Descemos bastante perto da estação da Praça Atômica, mas seguimos no sentido contrário.

— Você trouxe as roupas pretas? — Pergunta a garota, referindo-se ao que me pediu por uma ligação.

— Sim.

— Espero que você esteja preparado para agir como um fatalista, hoje — diz ela, e poderia ter sorrido, mas não o faz. — Eu vou lhe dar uma arma, mas você precisará tomar cuidado com o que faz com ela. Não queremos arranjar ainda mais problemas com a CMT. Então mire nas pernas, se precisar atirar.

Continuamos caminhando. Dínamo está em seu horário de pico, com carros andando em alta velocidade pelos viadutos, pelas ruas e ruelas, e pessoas preenchendo as praças e calçadas. Diversos restaurantes e bares começam a receber seus clientes e eu sinto uma estranha inveja, um sentimento de injustiça, vendo a realidade trivial dos habitantes da Teia.

A minha realidade.

— Qual é o sentido de tudo isso? — Pergunto à garota. — Porque só agora a vida em Dínamo me parece... errada?

— Porque agora você sabe — diz ela. — Saber é o que importa. E eles não querem que nós saibamos.

Tento ignorar o frenesi da cidade e me focar no que temos de fazer.

— Nós vamos começar por Jeanine Morgan, a mulher responsável pela seleção de cura — diz Kali. — Ela é a mais próxima de zerar o display. Assim que ela o fizer, estaremos prontos para ir atrás dela. Até lá, vamos esperar em um dormitório parcial.

Ela abre o display hackeado da mulher.

Aponto para a galeria de alianças da mulher de casta política, ainda cheia de assinaturas digitais.

— São apenas parâmetros para a vida na Teia — explica Kali, antes que eu pergunte. — Não definem nada, quando o assunto é o fechamento de arco. Não impedem que o arco seja fechado, até porque as alianças nem sempre supõem algo a ser feito.

Recolho minha mão, percebendo que quase toquei no display dela.

— E, agora, vamos para um dormitório parcial.

— Sim. A previsão é que a última conquista de Jeanine seja alcançada durante a madrugada — diz Kali. — Um substituto já foi selecionado para assumir sua função.

Não demora muito para que nos aproximemos de um dos dormitórios parciais. Trata-se de um dormitório que qualquer pessoa, de qualquer casta e gênero, pode utilizar.

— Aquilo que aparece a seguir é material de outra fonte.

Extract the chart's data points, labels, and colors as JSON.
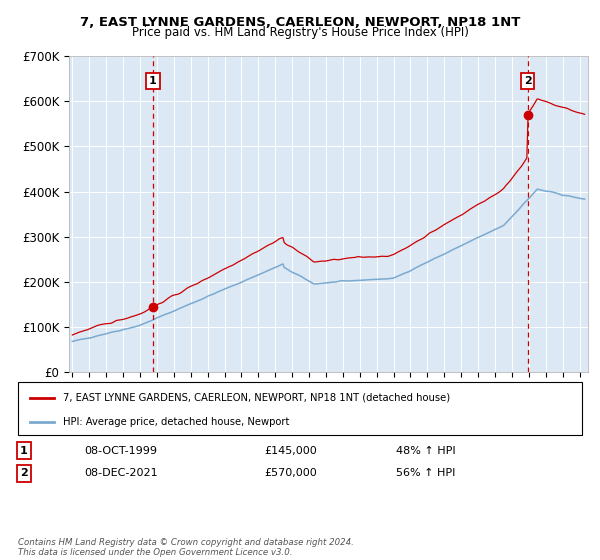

Funciona como os dormitórios de casta, mas tem acesso liberado.

É um prédio diferente dos dormitórios do subúrbio, onde há mais espaço físico e a maior parte dos prédios é construído horizontalmente. Este dormitório é mais vertical do que horizontal, com quatro andares e revestimento externo em vidro, com a estrutura metálica aparecendo por debaixo. Todo o lugar tem um estranho formato oval, e as luzes brancas no interior, ainda acesas, fazem com que o edifício pareça uma joia brilhando na noite, que desce rápida. Conforme o Sol deixa Dínamo para trás, o frio parece mais severo e agudo.